Owning up to smart choice

Horse racing: Roy and Patricia Chapman were ready to get out of the sport, but Smarty Jones convinced them otherwise and justified the owners' decision.

Preakness Stakes

May 12, 2004|By Tom Keyser | Tom Keyser,SUN STAFF

After Patricia and Roy Chapman bought their farm, they struggled trying to decide what to name it. They talked about the things they wanted to do on their 100 acres in New London, Pa.

Someday they wanted to do this, and someday they wanted to do that. Finally, as the list of "someday projects" grew, they decided upon a name: Someday Farm.

Someday has come to this. On Saturday, their 3-year-old Smarty Jones, winner of the Kentucky Derby and a $5 million bonus from Oaklawn Park, will attempt to win the Preakness at Pimlico Race Course.

Smarty Jones has already captured the country's fancy. A win in the Preakness with a chance three weeks later in the Belmont to become racing's 12th Triple Crown winner would make him a national sensation.
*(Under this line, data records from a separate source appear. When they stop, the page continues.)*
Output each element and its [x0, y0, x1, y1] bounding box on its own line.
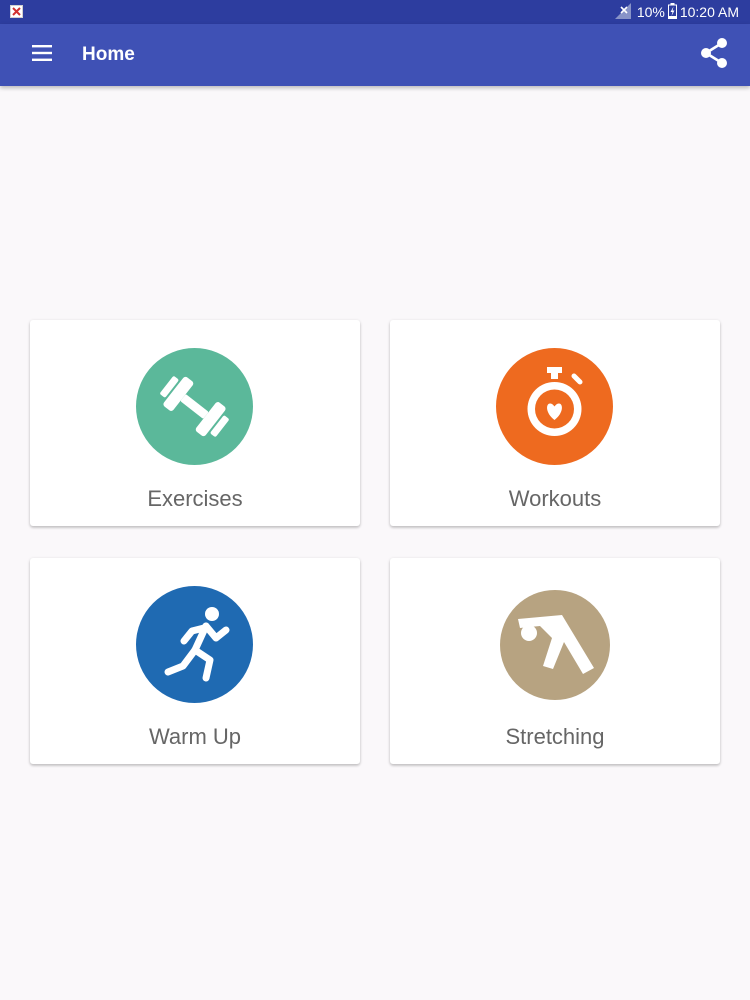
hamburger-menu-icon [32, 44, 52, 66]
stretching-tile[interactable]: Stretching [390, 558, 720, 764]
warm-up-tile-badge [136, 586, 253, 703]
dumbbell-icon [160, 376, 229, 437]
workouts-tile-badge [496, 348, 613, 465]
stretching-person-icon [518, 615, 594, 674]
stretching-tile-label: Stretching [505, 724, 605, 749]
stretching-tile-badge [500, 590, 610, 700]
exercises-tile[interactable]: Exercises [30, 320, 360, 526]
page-title: Home [82, 44, 135, 65]
status-bar: 10% 10:20 AM [0, 0, 750, 24]
status-indicators: 10% 10:20 AM [614, 0, 739, 24]
notification-error-icon [10, 5, 23, 18]
share-icon [698, 37, 730, 74]
stopwatch-heart-icon [527, 367, 583, 436]
exercises-tile-badge [136, 348, 253, 465]
warm-up-tile-label: Warm Up [148, 724, 242, 749]
exercises-tile-label: Exercises [147, 486, 243, 511]
workouts-tile[interactable]: Workouts [390, 320, 720, 526]
battery-percent: 10% [636, 4, 665, 20]
battery-charging-icon [667, 2, 677, 22]
menu-button[interactable] [18, 31, 66, 79]
workouts-tile-label: Workouts [508, 486, 602, 511]
running-person-icon [164, 607, 230, 682]
share-button[interactable] [690, 31, 738, 79]
status-time: 10:20 AM [679, 4, 739, 20]
warm-up-tile[interactable]: Warm Up [30, 558, 360, 764]
app-bar: Home [0, 24, 750, 86]
signal-off-icon [614, 2, 631, 22]
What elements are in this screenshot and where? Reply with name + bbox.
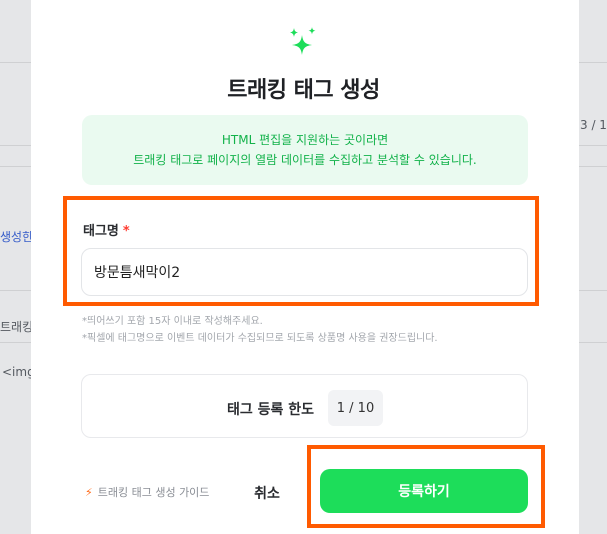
notice-line-2: 트래킹 태그로 페이지의 열람 데이터를 수집하고 분석할 수 있습니다.: [133, 153, 477, 167]
tag-limit-label: 태그 등록 한도: [227, 402, 315, 418]
submit-button[interactable]: 등록하기: [320, 469, 528, 513]
help-text-recommendation: *픽셀에 태그명으로 이벤트 데이터가 수집되므로 되도록 상품명 사용을 권장…: [82, 333, 438, 344]
guide-link-text: 트래킹 태그 생성 가이드: [97, 486, 210, 499]
tag-name-label-text: 태그명: [83, 224, 119, 239]
tag-limit-value: 1 / 10: [328, 390, 383, 426]
notice-line-1: HTML 편집을 지원하는 곳이라면: [221, 133, 389, 147]
tag-name-input[interactable]: [81, 248, 528, 296]
help-text-length: *띄어쓰기 포함 15자 이내로 작성해주세요.: [82, 316, 263, 327]
lightning-icon: ⚡: [85, 486, 93, 499]
info-notice: HTML 편집을 지원하는 곳이라면 트래킹 태그로 페이지의 열람 데이터를 …: [82, 115, 528, 185]
tracking-guide-link[interactable]: ⚡ 트래킹 태그 생성 가이드: [85, 484, 209, 500]
tag-name-label: 태그명 *: [83, 220, 130, 239]
modal-title: 트래킹 태그 생성: [227, 78, 380, 103]
sparkle-icon: [290, 27, 316, 55]
cancel-button[interactable]: 취소: [244, 476, 290, 510]
required-mark: *: [122, 224, 130, 239]
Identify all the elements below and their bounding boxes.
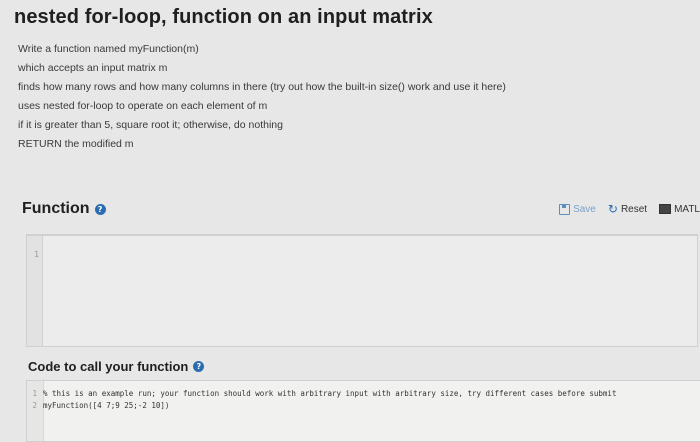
save-button[interactable]: Save — [559, 203, 596, 215]
info-icon[interactable]: ? — [94, 203, 106, 215]
code-line: 2 myFunction([4 7;9 25;-2 10]) — [31, 401, 169, 410]
description-line: if it is greater than 5, square root it;… — [18, 119, 283, 131]
code-text: myFunction([4 7;9 25;-2 10]) — [43, 401, 170, 410]
problem-description: Write a function named myFunction(m) whi… — [18, 40, 506, 154]
code-line: 1 % this is an example run; your functio… — [31, 389, 616, 398]
save-icon — [559, 203, 571, 215]
line-number: 2 — [32, 401, 37, 410]
description-line: RETURN the modified m — [18, 138, 134, 150]
save-label: Save — [573, 203, 596, 215]
call-code-editor[interactable]: 1 % this is an example run; your functio… — [26, 380, 700, 442]
matlab-label: MATL — [674, 203, 700, 215]
line-number: 1 — [34, 250, 39, 259]
function-heading-label: Function — [22, 200, 90, 217]
description-line: finds how many rows and how many columns… — [18, 81, 506, 93]
function-heading: Function ? — [22, 200, 106, 218]
description-line: Write a function named myFunction(m) — [18, 43, 199, 55]
reset-button[interactable]: ↻ Reset — [608, 202, 647, 216]
editor-gutter: 1 — [27, 236, 43, 346]
info-icon[interactable]: ? — [193, 361, 205, 372]
matlab-icon — [659, 204, 672, 214]
matlab-button[interactable]: MATL — [659, 204, 700, 215]
call-heading-label: Code to call your function — [28, 359, 189, 374]
description-line: uses nested for-loop to operate on each … — [18, 100, 268, 112]
reset-icon: ↻ — [607, 202, 618, 216]
call-heading: Code to call your function ? — [28, 359, 205, 374]
page-title: nested for-loop, function on an input ma… — [14, 6, 433, 28]
line-number: 1 — [32, 389, 37, 398]
code-text: % this is an example run; your function … — [43, 389, 617, 398]
editor-toolbar: Save ↻ Reset MATL — [559, 202, 700, 216]
description-line: which accepts an input matrix m — [18, 62, 168, 74]
function-editor[interactable]: 1 — [26, 234, 698, 347]
reset-label: Reset — [620, 203, 648, 215]
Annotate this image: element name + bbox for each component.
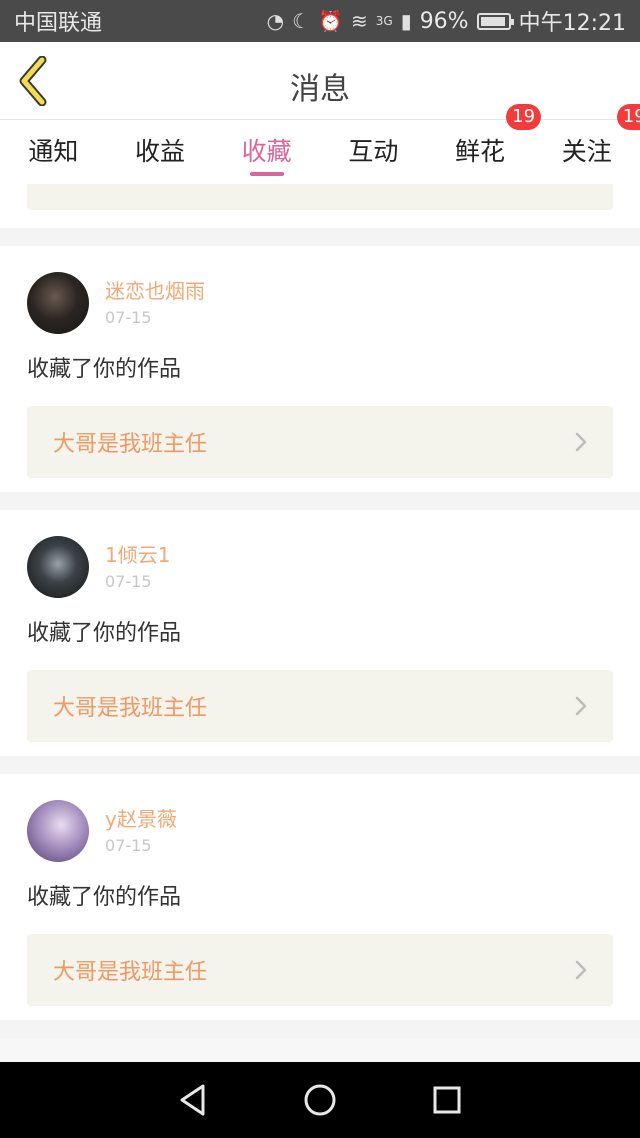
favorites-list: 迷恋也烟雨 07-15 收藏了你的作品 大哥是我班主任 1倾云1 07-15 收… xyxy=(0,184,640,1062)
action-text: 收藏了你的作品 xyxy=(27,357,182,382)
cell-signal-icon: ▮ xyxy=(400,9,412,33)
tab-notifications[interactable]: 通知 xyxy=(0,120,107,184)
username[interactable]: y赵景薇 xyxy=(105,805,177,833)
work-title: 大哥是我班主任 xyxy=(53,432,208,457)
chevron-right-icon xyxy=(575,960,587,980)
tab-label: 收益 xyxy=(135,137,186,166)
work-title: 大哥是我班主任 xyxy=(53,696,208,721)
list-item: y赵景薇 07-15 收藏了你的作品 大哥是我班主任 xyxy=(0,774,640,1020)
tab-label: 互动 xyxy=(348,137,399,166)
tab-favorites[interactable]: 收藏 xyxy=(213,120,320,184)
alarm-icon: ⏰ xyxy=(318,9,343,33)
list-item: 1倾云1 07-15 收藏了你的作品 大哥是我班主任 xyxy=(0,510,640,756)
chevron-right-icon xyxy=(575,696,587,716)
nav-back-button[interactable] xyxy=(173,1080,213,1120)
tab-label: 收藏 xyxy=(241,137,292,166)
unread-badge: 19 xyxy=(616,104,640,130)
active-tab-indicator xyxy=(249,172,284,176)
username[interactable]: 1倾云1 xyxy=(105,541,170,569)
timestamp: 07-15 xyxy=(105,308,152,327)
network-type-label: 3G xyxy=(375,14,393,28)
tab-interactions[interactable]: 互动 xyxy=(320,120,427,184)
work-link[interactable]: 大哥是我班主任 xyxy=(27,670,613,742)
tab-label: 关注 xyxy=(561,137,612,166)
tab-label: 通知 xyxy=(28,137,79,166)
work-link-partial[interactable] xyxy=(27,184,613,210)
list-item-partial xyxy=(0,184,640,228)
nav-home-button[interactable] xyxy=(300,1080,340,1120)
work-link[interactable]: 大哥是我班主任 xyxy=(27,406,613,478)
battery-percent: 96% xyxy=(419,8,469,34)
timestamp: 07-15 xyxy=(105,836,152,855)
avatar[interactable] xyxy=(27,272,89,334)
status-bar: 中国联通 ◔ ☾ ⏰ ≋ 3G ▮ 96% 中午12:21 xyxy=(0,0,640,42)
avatar[interactable] xyxy=(27,536,89,598)
signal-icon: ◔ xyxy=(266,9,285,33)
work-link[interactable]: 大哥是我班主任 xyxy=(27,934,613,1006)
tab-bar: 通知 收益 收藏 互动 鲜花 19 关注 19 xyxy=(0,104,640,184)
page-title: 消息 xyxy=(290,72,350,107)
username[interactable]: 迷恋也烟雨 xyxy=(105,277,205,305)
avatar[interactable] xyxy=(27,800,89,862)
carrier-label: 中国联通 xyxy=(14,11,103,36)
chevron-right-icon xyxy=(575,432,587,452)
timestamp: 07-15 xyxy=(105,572,152,591)
wifi-icon: ≋ xyxy=(350,9,368,33)
clock: 中午12:21 xyxy=(518,11,626,36)
action-text: 收藏了你的作品 xyxy=(27,885,182,910)
moon-icon: ☾ xyxy=(292,9,311,33)
tab-label: 鲜花 xyxy=(455,137,506,166)
triangle-back-icon xyxy=(180,1084,205,1116)
action-text: 收藏了你的作品 xyxy=(27,621,182,646)
battery-icon xyxy=(476,12,514,30)
nav-recents-button[interactable] xyxy=(427,1080,467,1120)
square-recents-icon xyxy=(433,1086,461,1114)
tab-earnings[interactable]: 收益 xyxy=(107,120,214,184)
tab-flowers[interactable]: 鲜花 19 xyxy=(427,104,542,184)
system-nav-bar xyxy=(0,1062,640,1138)
app-header: 消息 xyxy=(0,42,640,120)
work-title: 大哥是我班主任 xyxy=(53,960,208,985)
circle-home-icon xyxy=(304,1084,336,1116)
tab-follows[interactable]: 关注 19 xyxy=(533,104,640,184)
list-item: 迷恋也烟雨 07-15 收藏了你的作品 大哥是我班主任 xyxy=(0,246,640,492)
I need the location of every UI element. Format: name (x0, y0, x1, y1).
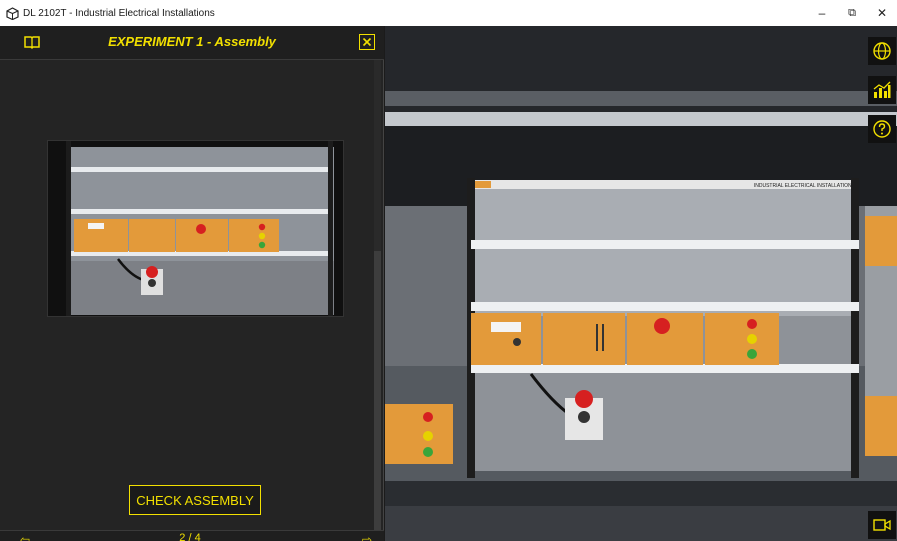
close-window-button[interactable]: ✕ (867, 0, 897, 26)
3d-lab-scene[interactable]: INDUSTRIAL ELECTRICAL INSTALLATIONS (385, 26, 897, 541)
check-assembly-button[interactable]: CHECK ASSEMBLY (129, 485, 261, 515)
restore-button[interactable]: ⧉ (837, 0, 867, 26)
chart-icon[interactable] (868, 76, 896, 104)
experiment-title: EXPERIMENT 1 - Assembly (108, 34, 276, 49)
window-title: DL 2102T - Industrial Electrical Install… (23, 7, 215, 19)
next-page-arrow-icon[interactable]: ⇨ (362, 533, 372, 541)
page-indicator: 2 / 4 (179, 532, 201, 541)
panel-scrollbar-thumb[interactable] (374, 251, 381, 530)
close-icon[interactable] (359, 34, 375, 50)
unity-app-icon (5, 6, 19, 20)
camera-icon[interactable] (868, 511, 896, 539)
assembly-preview-image (47, 140, 344, 317)
page-navigation: ⇦ 2 / 4 ⇨ (0, 530, 384, 541)
panel-header: EXPERIMENT 1 - Assembly (0, 26, 384, 60)
rack-header-label: INDUSTRIAL ELECTRICAL INSTALLATIONS (754, 183, 856, 189)
previous-page-arrow-icon[interactable]: ⇦ (20, 533, 30, 541)
window-titlebar: DL 2102T - Industrial Electrical Install… (0, 0, 897, 26)
minimize-button[interactable]: – (807, 0, 837, 26)
help-icon[interactable] (868, 115, 896, 143)
instructions-panel: EXPERIMENT 1 - Assembly CHECK ASSEMBLY ⇦… (0, 26, 384, 541)
globe-icon[interactable] (868, 37, 896, 65)
book-icon[interactable] (24, 34, 40, 50)
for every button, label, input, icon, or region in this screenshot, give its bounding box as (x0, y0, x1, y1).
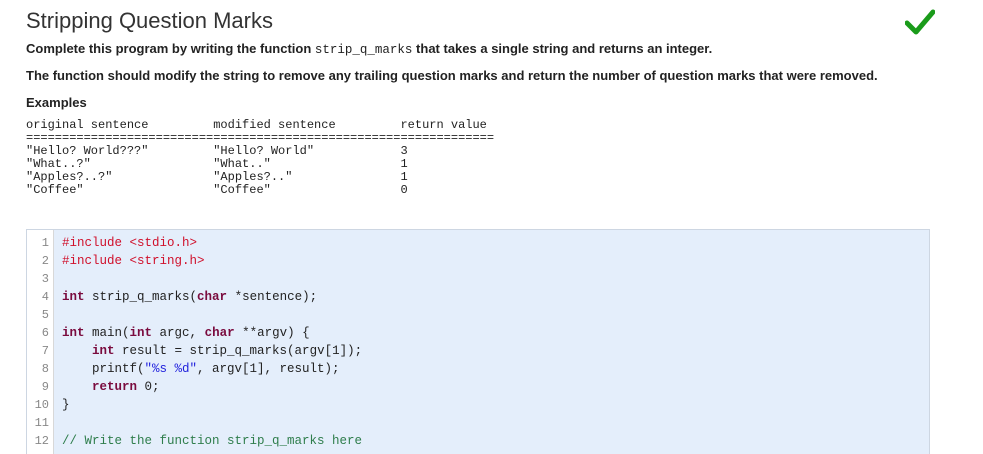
line-number: 10 (34, 398, 49, 412)
code-text[interactable]: // Write the function strip_q_marks here (62, 432, 362, 450)
description-suffix: that takes a single string and returns a… (412, 41, 713, 56)
line-number: 7 (41, 344, 49, 358)
code-text[interactable]: return 0; (62, 378, 160, 396)
line-number: 11 (34, 416, 49, 430)
line-number: 6 (41, 326, 49, 340)
examples-table: original sentence modified sentence retu… (26, 118, 495, 197)
checkmark-icon (905, 9, 935, 35)
line-number: 8 (41, 362, 49, 376)
code-text[interactable]: } (62, 396, 70, 414)
problem-requirement: The function should modify the string to… (26, 68, 878, 83)
problem-description: Complete this program by writing the fun… (26, 41, 712, 57)
line-number: 3 (41, 272, 49, 286)
code-text[interactable]: #include <string.h> (62, 252, 205, 270)
code-text[interactable]: int strip_q_marks(char *sentence); (62, 288, 317, 306)
line-number: 5 (41, 308, 49, 322)
function-name: strip_q_marks (314, 43, 413, 57)
code-text[interactable]: #include <stdio.h> (62, 234, 197, 252)
page-title: Stripping Question Marks (26, 8, 273, 33)
code-editor[interactable]: 1 #include <stdio.h> 2 #include <string.h> 3… (26, 229, 930, 454)
code-text[interactable]: int main(int argc, char **argv) { (62, 324, 310, 342)
examples-heading: Examples (26, 95, 87, 110)
code-text[interactable]: printf("%s %d", argv[1], result); (62, 360, 340, 378)
line-number: 2 (41, 254, 49, 268)
code-text[interactable]: int result = strip_q_marks(argv[1]); (62, 342, 362, 360)
line-number: 9 (41, 380, 49, 394)
description-prefix: Complete this program by writing the fun… (26, 41, 315, 56)
line-number: 4 (41, 290, 49, 304)
line-number: 1 (41, 236, 49, 250)
line-number: 12 (34, 434, 49, 448)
A big reason for that are his owners, the Chapmans, especially Roy Chapman. Viewers watched him on television after Smarty Jones captured the Kentucky Derby. Breathing with the aid of oxygen tubes, Chapman stood up from his wheelchair and threw his arms into the air. He promptly sat down, gasping for breath.

"I felt like I was having a heart attack," he says. "If you know anything about emphysema, you know the one thing you never do is raise your arms above your head. I just ran out of air and had to sit down."

After smoking three packs of Lucky Strikes a day for most of his life, Chapman was found to have emphysema 13 years ago. He says the doctor told him then it would never get better; it would only get worse. Now, Chapman's lungs work at 20 percent capacity, he says.

Oddly, his health was the reason he and his wife downsized their horse operation but also the reason they decided to keep Smarty Jones. They understood that the speedy, undersized chestnut would likely be their last chance for racing glory.

John Servis, the Chapmans' trainer at obscure Philadelphia Park, told them in November that Smarty Jones was a special horse. Roy Chapman's nickname is Chappy.

"Chappy said to me then," Servis says, " `I don't know how much longer I've got on this earth, but I'd like to get to the Derby.' "

Servis mapped out a plan - and executed it flawlessly. The Chapmans, whose best horse before Smarty Jones was a Maryland Hunt Cup winner, found themselves in the Kentucky Derby's soggy winner's circle with a horse yet to lose after seven races.

Three days later, Roy Chapman turned 78. On Monday at Philadelphia Park, he and his wife accepted a check for $5 million from Charles J. Cella, owner of Oaklawn Park. Cella offered a $5 million bonus to the owner of any horse who could win Oaklawn's Rebel Stakes and Arkansas Derby and the Kentucky Derby. The Chapmans say they haven't decided what to do with the money.

They've delayed their trip to Baltimore until Friday because of Roy Chapman's health. The interviews, the travel, the constant attention have been difficult for him, his wife says. The next day they will watch their horse try to capture the second leg of racing's Triple Crown.

"It's been overwhelming, simply overwhelming," Patricia Chapman says. "People keep asking if it's sunk in yet. No, it really hasn't, because there's just so much going on."

The big break

The Chapmans had no idea they'd wind up the toast of racing when they bought their farm in 1988 in Chester County, Pa. They bought horses for fox hunting and racing. In 1989 their Uncle Merlin won the Maryland Hunt Cup, one of the nation's most prestigious steeplechase races. After that, the Chapmans participated in racing mostly at its lower levels at Philadelphia Park.

Their trainer was Bob Camac, a respected mid-Atlantic horseman. In 1993, Camac recommended the Chapmans buy the filly I'll Get Along at the Keeneland September yearling auction. They paid $40,000.

Camac trained her, and she raced five years, won 12 races and earned $276,969. After she retired, Camac recommended the Chapmans breed her to Elusive Quality, a Kentucky sire.

"We relied on Bob for all those decisions," Patricia Chapman says. "We never questioned his judgment."

The mating produced Smarty Jones. He was born Feb. 28, 2001, at Someday Farm. Because of Roy Chapman's health, the Chapmans had sold the farm two years earlier but still kept their horses there.

In December 2001, Camac, 61, and his wife Maryann, 55, were shot to death at their farm in New Jersey. The wife's son was charged with the shooting - a conflict over money - and sentenced to 28 years in prison.

Despondent over Camac's death, the Chapmans, who had already begun to downsize, decided to get out of the horse business altogether.

Asked about Camac's death, Patricia Chapman says: "I'm still shocked. Every time I go through the address book or see his name anywhere, it's a fresh feeling for me. ... We can't take his name out of the address book. We just can't."

While preparing to sell their remaining horses, the manager of Bridlewood Farm in Florida, where Smarty Jones had gone to learn to be a racehorse, told the Chapmans: "This may be the one you've been waiting for."